"Art & Memory" - An Educational Project of the US Holocaust Memorial Museum

Uploaded by ushmm on 28.08.2009

NARRATOR: Sixty-four years and thousands of miles separate war-ravaged Europe in 1945
from this elementary school in southeast Washington, DC - the setting for a week-long meeting of
minds and creativity involving Holocaust survivors and teen ambassadors from "Bringing the Lessons
Home," a long-standing Holocaust education program from the United States Holocaust Memorial
Museum. "Art and Memory," an adaptation by the Holocaust Museum of an educational project
first done in the Israeli community of Ness Ziona, is concerned with head-to-head collaboration
between these survivors and their younger colleagues. The task at hand? Capture in a
piece of artwork the essence of the stories told by each survivor of what they experienced
during the Holocaust. The artistic abilities of each participant vary greatly, but the
artwork that results is only a secondary goal to be achieved.
ALEXIS SANCHEZ: I don't really think it's about the art and how well it looks.
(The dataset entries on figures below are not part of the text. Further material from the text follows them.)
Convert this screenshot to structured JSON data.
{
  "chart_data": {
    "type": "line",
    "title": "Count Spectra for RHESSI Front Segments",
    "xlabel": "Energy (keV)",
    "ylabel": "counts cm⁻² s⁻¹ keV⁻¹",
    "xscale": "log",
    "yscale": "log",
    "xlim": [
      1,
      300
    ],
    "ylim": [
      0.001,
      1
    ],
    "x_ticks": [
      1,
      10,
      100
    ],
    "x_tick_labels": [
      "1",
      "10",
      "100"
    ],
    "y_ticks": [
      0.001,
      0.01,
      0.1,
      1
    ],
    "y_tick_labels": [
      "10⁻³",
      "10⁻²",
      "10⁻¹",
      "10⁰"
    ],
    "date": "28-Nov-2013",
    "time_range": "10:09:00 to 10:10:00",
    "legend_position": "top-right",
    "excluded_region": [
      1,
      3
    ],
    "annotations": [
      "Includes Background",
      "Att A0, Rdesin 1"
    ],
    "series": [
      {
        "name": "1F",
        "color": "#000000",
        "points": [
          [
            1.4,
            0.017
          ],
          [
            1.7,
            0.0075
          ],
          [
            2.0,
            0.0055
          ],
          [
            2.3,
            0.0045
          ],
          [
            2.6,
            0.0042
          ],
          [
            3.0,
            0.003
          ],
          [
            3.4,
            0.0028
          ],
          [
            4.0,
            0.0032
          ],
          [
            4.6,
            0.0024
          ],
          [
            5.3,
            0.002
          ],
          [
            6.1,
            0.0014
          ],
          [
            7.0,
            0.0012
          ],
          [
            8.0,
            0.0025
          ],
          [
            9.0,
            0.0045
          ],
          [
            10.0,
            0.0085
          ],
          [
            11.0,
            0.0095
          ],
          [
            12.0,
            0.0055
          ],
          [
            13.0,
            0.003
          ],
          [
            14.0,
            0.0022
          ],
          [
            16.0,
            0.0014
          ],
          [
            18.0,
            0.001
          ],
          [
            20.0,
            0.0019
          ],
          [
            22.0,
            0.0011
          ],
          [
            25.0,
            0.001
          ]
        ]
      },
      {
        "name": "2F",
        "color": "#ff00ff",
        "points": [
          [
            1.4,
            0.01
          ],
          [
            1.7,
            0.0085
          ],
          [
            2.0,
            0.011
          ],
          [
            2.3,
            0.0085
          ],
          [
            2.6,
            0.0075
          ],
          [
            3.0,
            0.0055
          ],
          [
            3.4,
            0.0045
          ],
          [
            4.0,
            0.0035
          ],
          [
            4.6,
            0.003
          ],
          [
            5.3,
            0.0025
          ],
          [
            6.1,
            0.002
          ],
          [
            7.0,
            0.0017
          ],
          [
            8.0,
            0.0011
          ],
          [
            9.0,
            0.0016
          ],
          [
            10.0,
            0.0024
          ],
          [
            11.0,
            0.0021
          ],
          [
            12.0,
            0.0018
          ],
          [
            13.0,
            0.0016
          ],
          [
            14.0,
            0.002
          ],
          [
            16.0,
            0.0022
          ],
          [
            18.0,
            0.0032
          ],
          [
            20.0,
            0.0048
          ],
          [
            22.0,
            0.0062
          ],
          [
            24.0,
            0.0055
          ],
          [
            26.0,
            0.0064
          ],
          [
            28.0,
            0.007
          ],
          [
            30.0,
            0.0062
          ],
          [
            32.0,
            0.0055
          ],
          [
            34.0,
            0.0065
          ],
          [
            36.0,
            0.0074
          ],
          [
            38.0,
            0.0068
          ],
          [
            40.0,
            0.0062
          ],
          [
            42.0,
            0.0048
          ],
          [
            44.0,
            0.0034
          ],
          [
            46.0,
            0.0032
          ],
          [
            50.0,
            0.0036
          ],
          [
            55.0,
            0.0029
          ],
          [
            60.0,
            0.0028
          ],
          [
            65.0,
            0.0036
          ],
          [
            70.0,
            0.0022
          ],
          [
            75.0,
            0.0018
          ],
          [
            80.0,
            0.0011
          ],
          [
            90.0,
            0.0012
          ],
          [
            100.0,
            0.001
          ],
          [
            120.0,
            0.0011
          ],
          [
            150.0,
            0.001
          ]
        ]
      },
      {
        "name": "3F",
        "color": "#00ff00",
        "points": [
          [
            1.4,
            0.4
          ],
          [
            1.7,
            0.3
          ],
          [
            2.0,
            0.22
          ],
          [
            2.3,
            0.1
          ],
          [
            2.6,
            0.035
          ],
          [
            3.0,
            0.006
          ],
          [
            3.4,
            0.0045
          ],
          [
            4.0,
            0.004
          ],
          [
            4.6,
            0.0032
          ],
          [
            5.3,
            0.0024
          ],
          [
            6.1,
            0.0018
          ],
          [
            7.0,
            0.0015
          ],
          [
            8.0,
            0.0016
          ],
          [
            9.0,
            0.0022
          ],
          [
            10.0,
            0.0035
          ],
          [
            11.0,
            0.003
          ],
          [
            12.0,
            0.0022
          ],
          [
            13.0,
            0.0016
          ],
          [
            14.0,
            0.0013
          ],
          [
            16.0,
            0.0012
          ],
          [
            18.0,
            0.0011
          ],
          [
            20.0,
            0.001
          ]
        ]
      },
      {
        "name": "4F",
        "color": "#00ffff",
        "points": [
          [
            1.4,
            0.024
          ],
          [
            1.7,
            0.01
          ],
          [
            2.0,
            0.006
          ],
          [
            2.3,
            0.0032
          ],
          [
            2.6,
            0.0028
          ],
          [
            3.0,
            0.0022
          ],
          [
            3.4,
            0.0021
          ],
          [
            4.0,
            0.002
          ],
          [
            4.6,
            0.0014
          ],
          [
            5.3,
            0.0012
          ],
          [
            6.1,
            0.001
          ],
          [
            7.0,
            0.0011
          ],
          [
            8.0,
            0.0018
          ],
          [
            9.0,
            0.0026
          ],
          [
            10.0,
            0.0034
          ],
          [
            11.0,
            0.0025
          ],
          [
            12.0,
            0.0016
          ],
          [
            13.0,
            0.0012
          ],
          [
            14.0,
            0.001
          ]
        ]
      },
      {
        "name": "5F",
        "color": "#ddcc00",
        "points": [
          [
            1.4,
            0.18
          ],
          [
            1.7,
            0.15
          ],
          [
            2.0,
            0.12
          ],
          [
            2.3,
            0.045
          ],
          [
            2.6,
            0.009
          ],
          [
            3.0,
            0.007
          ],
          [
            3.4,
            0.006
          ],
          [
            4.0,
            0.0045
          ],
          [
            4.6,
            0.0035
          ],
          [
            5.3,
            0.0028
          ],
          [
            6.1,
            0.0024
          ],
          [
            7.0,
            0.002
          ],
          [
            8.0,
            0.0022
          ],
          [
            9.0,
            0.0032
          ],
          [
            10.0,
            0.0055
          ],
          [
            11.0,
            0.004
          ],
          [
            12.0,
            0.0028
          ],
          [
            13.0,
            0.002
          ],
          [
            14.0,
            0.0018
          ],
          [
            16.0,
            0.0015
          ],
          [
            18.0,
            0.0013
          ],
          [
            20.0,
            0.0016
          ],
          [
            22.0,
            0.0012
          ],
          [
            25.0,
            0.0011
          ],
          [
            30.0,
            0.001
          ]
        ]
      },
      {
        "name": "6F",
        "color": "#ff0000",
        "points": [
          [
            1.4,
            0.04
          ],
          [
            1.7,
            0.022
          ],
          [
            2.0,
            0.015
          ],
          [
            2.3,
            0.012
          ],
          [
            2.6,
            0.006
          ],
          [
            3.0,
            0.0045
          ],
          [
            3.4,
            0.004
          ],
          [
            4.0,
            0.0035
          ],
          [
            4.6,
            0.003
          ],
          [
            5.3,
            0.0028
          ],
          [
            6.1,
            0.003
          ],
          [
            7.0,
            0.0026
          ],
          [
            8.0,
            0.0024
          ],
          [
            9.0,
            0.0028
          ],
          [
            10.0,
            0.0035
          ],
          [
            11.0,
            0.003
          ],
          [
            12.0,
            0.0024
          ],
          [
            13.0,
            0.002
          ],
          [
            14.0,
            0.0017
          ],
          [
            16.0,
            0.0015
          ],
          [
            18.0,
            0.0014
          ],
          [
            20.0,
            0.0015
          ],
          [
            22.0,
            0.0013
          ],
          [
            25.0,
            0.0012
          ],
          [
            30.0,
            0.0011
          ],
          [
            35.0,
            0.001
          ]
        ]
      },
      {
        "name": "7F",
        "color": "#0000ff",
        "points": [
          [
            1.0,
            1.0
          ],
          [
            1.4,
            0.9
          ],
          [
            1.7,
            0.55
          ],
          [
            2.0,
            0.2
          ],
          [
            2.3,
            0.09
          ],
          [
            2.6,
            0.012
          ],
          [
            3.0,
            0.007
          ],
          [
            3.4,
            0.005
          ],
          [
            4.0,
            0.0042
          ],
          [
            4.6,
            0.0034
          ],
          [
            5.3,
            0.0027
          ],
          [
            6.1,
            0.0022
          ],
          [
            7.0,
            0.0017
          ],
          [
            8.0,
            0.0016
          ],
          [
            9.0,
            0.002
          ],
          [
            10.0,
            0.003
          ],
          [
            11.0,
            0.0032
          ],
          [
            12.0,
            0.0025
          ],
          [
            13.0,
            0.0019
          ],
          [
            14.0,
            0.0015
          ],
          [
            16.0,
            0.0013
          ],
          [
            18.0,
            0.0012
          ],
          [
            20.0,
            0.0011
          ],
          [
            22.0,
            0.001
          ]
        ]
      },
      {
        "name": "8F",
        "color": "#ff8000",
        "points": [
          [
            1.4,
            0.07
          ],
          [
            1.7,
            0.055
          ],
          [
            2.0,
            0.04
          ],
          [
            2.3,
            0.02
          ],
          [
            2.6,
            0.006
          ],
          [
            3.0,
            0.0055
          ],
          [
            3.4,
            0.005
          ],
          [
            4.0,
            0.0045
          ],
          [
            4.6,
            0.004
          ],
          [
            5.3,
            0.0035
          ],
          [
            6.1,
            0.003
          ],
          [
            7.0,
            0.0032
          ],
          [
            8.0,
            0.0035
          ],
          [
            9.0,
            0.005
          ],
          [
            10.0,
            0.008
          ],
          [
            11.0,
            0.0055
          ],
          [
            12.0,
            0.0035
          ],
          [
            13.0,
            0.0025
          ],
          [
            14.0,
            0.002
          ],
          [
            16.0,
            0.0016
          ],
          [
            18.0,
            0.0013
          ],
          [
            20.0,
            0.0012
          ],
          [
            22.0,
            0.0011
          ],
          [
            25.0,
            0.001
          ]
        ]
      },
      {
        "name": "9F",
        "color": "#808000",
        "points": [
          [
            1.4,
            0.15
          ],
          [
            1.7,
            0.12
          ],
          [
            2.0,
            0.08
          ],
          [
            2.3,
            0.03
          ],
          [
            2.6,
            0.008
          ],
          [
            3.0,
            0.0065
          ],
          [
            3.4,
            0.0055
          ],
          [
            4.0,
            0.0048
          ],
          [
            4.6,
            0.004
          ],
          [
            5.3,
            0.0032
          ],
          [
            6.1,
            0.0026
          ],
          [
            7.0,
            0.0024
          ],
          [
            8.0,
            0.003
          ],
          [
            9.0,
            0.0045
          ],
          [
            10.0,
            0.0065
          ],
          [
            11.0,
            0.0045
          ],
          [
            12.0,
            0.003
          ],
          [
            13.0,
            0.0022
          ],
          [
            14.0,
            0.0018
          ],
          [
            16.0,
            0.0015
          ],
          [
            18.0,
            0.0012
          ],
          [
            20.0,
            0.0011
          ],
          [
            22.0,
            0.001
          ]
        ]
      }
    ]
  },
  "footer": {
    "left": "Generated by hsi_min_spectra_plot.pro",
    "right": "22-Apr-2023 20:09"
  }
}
Sure,
it would look really well if it was an amazing work of art. But, I really think it's more
about the message that the painting is sending out to the people who are going to be seeing
JAMES FLEMING: How else can we change the future if we don't learn from our past? In
order to move forward, you need to know your past. So, we want to learn from you all and
this is what we're going to partake in this week.
NARRATOR: The first day is spent with the Bringing the Lessons Home ambassadors breaking
into individual groups with one survivor apiece, talking with them, listening, and learning.
BTLH AMBASSADOR: I have a question.
BTLH AMBASSADOR: What is your most vivid memory during this time in history?
SURVIVOR VOLUNTEER: I remember going to school in Germany. I remember having to take the
trolley, and my father was worried. He followed the trolley on his, on a bicycle every day.
LOUISE LAWRENCE-ISRAELS: We must have been betrayed. Somebody must have said, "There's
a Jewish family living up in the attic," and our fake identity papers - my mom's and Selma's
were okay, but there was something wrong with my dad's, so they didn't like my dad's and
took him, and they put him in a prison.
NARRATOR: Work then begins in earnest. As the teams of ambassadors and survivors start
the process of giving visual shape and substance to recollections of things past.
JILL PAULY: My sister went by herself to Cologne on the train and saw the burning synagogue
and the broken glass and the Gestapo told her to go back home. And this is a picture
of my grandmother which these wonderful kids created, sheltering me, holding her hand in
front of my eyes so I wouldn't see the burning synagogue.
JAMES FLEMING: I'm surprised at the level of artwork from an artist's standpoint that
these students and our survivors were able to create. The collaboration of different
mediums and different tools and techniques is remarkable. I'm really in awe of what I'm
NARRATOR: The finished artwork will be on display at schools, churches and synagogues
around Baltimore-Washington area and the value of this program as a Holocaust education tool
is more than apparent to survivor and ambassador alike.
ROSE CHAI: It's really, like, shine a new light on what the Holocaust, like a different
perspective, and it's just, it's great working with her because I'm getting her childhood
memories. And, so, it's just, it's good to hear it firsthand.
HALINA PEABODY: It gives me great pleasure that our stories and our memories are being
commemorated, you know, particularly in my case, it's with my mother, who was the one
who saved my sister and me, so this is something I think that is for her, so she's not forgotten.